Şimdi bir kesim hep olduğu gibi sokaklara çıkıp İsrail’i lanetleyecek ve Filistin’e destek olduğunu düşünecek. Vay! “Mehmetçik Filistin’e” diyenleri de gördüm sosyal medyada. Türk ordusunun Filistin’e gidip İsrail’e karşı savaşmasının politik analizini, hadi oldu diyelim, bunun sonuçlarını bir yana bırakalım: Sivil insanların can verdiği bir savaş yaşanırken insanlar nasıl olabiliyor da -muhtemelen her biri evinin konforunda- savaşa katılım çağrısı yapıyor? İnsanın aklı, ahlakı almıyor.

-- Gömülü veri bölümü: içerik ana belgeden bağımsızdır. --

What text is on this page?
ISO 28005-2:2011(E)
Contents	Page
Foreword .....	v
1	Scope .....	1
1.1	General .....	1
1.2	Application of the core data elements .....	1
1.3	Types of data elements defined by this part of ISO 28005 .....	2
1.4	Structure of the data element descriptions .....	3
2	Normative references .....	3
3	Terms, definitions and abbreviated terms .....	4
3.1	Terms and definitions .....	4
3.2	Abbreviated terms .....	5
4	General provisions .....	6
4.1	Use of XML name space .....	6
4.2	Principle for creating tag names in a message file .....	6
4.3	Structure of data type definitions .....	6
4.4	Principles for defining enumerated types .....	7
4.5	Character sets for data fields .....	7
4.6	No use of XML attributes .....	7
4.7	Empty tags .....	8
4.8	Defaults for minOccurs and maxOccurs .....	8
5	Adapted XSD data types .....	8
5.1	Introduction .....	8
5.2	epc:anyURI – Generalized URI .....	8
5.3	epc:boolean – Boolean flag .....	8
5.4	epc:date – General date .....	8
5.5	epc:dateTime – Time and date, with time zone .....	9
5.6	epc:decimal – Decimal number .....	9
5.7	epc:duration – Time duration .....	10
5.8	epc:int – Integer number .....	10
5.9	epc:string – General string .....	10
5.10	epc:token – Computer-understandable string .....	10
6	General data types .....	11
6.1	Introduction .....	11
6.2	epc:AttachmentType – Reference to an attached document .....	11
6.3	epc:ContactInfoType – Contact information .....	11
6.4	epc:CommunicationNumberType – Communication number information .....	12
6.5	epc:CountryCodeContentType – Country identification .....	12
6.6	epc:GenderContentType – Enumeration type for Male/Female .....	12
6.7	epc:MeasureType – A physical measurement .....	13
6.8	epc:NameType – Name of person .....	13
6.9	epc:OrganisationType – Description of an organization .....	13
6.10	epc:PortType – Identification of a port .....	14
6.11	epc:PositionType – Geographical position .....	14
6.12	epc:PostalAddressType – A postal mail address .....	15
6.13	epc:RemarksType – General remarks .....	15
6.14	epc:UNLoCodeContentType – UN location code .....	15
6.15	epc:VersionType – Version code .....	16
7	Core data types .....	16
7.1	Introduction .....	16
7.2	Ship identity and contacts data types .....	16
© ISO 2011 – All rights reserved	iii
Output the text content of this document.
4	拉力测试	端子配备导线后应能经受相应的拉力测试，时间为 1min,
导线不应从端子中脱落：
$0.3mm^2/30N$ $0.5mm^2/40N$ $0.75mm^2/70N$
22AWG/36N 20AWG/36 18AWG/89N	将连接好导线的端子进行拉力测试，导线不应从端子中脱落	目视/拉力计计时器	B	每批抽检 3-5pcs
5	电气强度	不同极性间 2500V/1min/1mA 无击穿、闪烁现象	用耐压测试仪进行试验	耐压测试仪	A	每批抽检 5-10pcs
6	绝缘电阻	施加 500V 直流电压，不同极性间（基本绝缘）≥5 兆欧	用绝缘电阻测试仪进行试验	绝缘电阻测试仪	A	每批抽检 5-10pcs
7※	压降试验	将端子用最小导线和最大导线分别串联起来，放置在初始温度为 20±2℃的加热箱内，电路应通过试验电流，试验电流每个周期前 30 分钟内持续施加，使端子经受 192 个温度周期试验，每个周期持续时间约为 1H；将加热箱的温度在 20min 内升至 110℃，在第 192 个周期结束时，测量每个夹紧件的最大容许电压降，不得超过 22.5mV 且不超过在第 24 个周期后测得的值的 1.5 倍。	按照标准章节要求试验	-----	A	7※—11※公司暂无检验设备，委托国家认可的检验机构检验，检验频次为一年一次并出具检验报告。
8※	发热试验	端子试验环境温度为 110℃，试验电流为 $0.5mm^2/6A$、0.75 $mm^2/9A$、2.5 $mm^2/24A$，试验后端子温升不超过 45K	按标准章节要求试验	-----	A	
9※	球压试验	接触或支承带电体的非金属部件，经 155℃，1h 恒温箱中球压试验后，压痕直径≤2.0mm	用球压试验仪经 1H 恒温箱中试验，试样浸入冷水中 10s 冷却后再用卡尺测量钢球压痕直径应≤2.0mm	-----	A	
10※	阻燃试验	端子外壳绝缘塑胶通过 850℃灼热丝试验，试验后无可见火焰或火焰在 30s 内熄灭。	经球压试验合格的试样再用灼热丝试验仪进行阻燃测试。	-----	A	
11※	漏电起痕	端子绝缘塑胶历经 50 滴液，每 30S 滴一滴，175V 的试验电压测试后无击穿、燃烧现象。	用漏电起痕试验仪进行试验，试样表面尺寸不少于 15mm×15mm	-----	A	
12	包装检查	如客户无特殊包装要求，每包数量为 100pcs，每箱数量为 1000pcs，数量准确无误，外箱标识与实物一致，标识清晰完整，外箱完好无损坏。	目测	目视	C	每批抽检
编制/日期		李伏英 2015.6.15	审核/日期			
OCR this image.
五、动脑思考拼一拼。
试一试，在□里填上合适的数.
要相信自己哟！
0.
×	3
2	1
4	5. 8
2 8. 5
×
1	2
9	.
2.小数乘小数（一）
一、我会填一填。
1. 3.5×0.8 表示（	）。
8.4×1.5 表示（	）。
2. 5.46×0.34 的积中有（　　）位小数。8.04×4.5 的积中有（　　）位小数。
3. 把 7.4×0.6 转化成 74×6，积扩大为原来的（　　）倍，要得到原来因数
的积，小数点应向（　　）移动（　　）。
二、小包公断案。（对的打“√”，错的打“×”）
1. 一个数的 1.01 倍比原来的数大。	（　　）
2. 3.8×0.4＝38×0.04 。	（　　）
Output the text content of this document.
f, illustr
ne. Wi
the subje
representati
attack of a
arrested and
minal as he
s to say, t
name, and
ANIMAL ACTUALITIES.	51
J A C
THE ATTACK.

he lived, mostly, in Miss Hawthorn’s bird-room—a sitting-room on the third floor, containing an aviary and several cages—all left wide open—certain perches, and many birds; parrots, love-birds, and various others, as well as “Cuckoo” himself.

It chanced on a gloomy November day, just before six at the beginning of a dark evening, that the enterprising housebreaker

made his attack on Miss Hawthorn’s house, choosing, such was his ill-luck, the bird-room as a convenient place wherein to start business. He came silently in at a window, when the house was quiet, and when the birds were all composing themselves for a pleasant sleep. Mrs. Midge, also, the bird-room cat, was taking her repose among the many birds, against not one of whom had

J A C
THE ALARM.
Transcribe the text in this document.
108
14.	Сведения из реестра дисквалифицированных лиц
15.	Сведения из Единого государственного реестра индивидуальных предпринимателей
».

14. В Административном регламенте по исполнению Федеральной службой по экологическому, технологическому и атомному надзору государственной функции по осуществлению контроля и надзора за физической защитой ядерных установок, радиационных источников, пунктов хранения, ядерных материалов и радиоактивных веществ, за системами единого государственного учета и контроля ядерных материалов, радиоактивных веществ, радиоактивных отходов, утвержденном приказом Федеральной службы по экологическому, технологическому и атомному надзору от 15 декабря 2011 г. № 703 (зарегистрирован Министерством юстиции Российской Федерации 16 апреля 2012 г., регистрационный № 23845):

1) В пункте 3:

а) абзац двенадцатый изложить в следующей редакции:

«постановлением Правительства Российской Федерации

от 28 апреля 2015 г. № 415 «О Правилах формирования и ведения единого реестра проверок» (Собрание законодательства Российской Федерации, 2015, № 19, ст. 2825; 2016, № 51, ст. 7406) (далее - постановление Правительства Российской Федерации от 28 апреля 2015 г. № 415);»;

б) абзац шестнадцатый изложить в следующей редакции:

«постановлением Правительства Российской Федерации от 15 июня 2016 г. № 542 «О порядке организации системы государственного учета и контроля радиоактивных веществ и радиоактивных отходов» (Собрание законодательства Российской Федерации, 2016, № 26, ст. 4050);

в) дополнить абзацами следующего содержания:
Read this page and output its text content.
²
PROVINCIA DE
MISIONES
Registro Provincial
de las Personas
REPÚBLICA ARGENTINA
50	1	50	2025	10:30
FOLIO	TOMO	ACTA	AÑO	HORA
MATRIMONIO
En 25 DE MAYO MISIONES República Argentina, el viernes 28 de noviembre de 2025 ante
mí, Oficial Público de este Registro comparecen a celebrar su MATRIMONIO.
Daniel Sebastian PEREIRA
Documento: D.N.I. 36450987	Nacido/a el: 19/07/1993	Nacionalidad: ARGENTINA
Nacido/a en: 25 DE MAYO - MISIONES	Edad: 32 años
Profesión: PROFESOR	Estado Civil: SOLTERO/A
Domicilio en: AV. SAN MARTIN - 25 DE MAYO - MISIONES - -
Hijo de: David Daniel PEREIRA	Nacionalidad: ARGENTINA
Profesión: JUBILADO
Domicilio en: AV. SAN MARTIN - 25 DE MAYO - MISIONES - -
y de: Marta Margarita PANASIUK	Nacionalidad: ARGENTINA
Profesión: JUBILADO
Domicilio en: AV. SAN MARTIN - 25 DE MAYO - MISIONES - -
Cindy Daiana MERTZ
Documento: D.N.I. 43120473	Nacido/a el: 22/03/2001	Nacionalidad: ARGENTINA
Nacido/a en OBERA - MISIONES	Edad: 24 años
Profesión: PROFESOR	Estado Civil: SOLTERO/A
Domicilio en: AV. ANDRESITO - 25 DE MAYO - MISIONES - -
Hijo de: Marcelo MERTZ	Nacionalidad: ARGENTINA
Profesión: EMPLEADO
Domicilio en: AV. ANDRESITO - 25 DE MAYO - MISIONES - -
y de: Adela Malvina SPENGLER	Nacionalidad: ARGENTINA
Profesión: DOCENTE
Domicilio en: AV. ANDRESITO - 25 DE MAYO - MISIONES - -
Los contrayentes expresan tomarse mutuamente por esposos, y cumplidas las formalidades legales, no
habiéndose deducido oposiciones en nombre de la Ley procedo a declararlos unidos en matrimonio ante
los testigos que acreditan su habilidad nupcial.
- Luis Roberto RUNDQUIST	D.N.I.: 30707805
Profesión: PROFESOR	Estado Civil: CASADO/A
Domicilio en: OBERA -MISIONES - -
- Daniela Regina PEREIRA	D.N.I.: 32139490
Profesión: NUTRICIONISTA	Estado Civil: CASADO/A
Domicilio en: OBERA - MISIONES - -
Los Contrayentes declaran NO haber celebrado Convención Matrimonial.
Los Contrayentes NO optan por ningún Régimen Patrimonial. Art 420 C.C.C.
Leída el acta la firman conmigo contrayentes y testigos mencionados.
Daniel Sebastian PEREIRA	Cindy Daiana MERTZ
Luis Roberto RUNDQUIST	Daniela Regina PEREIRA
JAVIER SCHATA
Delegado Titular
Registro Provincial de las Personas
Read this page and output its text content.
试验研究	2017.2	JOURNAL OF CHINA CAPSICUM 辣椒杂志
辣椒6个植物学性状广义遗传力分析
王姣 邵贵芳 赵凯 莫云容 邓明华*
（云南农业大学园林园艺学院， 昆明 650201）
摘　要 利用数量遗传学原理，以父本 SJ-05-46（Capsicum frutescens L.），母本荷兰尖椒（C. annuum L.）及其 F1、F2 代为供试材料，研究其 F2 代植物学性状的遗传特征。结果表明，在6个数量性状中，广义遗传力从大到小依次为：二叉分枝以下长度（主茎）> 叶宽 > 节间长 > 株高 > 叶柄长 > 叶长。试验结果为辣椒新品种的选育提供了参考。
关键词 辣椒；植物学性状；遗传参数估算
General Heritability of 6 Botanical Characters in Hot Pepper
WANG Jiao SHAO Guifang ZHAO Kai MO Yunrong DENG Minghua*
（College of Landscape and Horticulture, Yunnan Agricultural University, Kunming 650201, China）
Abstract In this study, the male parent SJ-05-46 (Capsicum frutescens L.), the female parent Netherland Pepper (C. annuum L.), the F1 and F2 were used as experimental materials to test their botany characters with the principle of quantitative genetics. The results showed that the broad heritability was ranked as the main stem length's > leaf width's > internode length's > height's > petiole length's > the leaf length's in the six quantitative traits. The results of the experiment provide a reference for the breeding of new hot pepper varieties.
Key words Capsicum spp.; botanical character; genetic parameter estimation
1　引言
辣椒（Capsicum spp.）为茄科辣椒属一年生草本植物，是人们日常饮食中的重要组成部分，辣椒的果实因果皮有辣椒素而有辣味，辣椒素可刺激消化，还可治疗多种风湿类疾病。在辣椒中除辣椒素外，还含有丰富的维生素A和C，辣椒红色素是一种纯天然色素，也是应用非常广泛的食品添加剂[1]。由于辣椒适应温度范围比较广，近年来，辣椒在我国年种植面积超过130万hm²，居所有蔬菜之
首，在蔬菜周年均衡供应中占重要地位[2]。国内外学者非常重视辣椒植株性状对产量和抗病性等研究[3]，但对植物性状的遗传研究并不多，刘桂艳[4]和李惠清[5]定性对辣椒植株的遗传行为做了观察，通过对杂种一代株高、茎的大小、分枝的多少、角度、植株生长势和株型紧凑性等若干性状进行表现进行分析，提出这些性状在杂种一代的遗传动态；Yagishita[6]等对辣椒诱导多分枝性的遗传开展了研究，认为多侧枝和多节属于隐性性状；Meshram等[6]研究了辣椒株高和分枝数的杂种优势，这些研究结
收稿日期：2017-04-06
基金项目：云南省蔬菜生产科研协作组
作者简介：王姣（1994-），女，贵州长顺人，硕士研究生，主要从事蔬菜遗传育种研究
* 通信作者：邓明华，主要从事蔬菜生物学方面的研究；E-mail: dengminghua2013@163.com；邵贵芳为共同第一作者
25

İşte bu zihinler savaşa, savaşın taraflarına meşruiyet kazandırıyor. Tabii bu 'bir rıza imalatı' düzeneği, yani savaşan yapılar elbette kendilerini her açıdan besleyecek insan kaynağını da 'üretiyorlar' ve görüyoruz ki 'ürünleri' de onlara 'kâr' ettiriyor.
Üçüncü ülkelerdeki siyasi yapı ve kişilerin 'kınıyoruz' ya da 'destekliyoruz' açıklamaları da ayrı bir sorun… Türkiye’de Türkiye İşçi Partisi, Ezilenlerin Sosyalist Partisi, Türkiye Komünist Partisi, X üzerinden yaptıkları benzer açıklamalar ile Filistin halkının yanında olduklarını ilan etmişler! Hür Dava Partisi ise Diyarbakır’da Hamas’a destek mitingi yapmış hemen; “Biji Hamas!” sloganları atılmış. Bunların ahlaki-politik tartışması bir yana dursun, ortada çift taraflı bir 'savaş suçu' varken kimin yanında, kimin karşısında olunduğunun bir değeri yok, aksine, her ikisinde de suça ortaklık var.
“En az 350 İsrailli öldü, 1864'ü yaralandı!” Siz neyi destekliyorsunuz?
“En az 313 Filistinli öldü, 1990'ı yaralandı!” Siz neyi kınıyorsunuz?
Sadece ama sadece, herkese ama herkese karşı “Savaşa hayır!” demek bu kadar mı zor?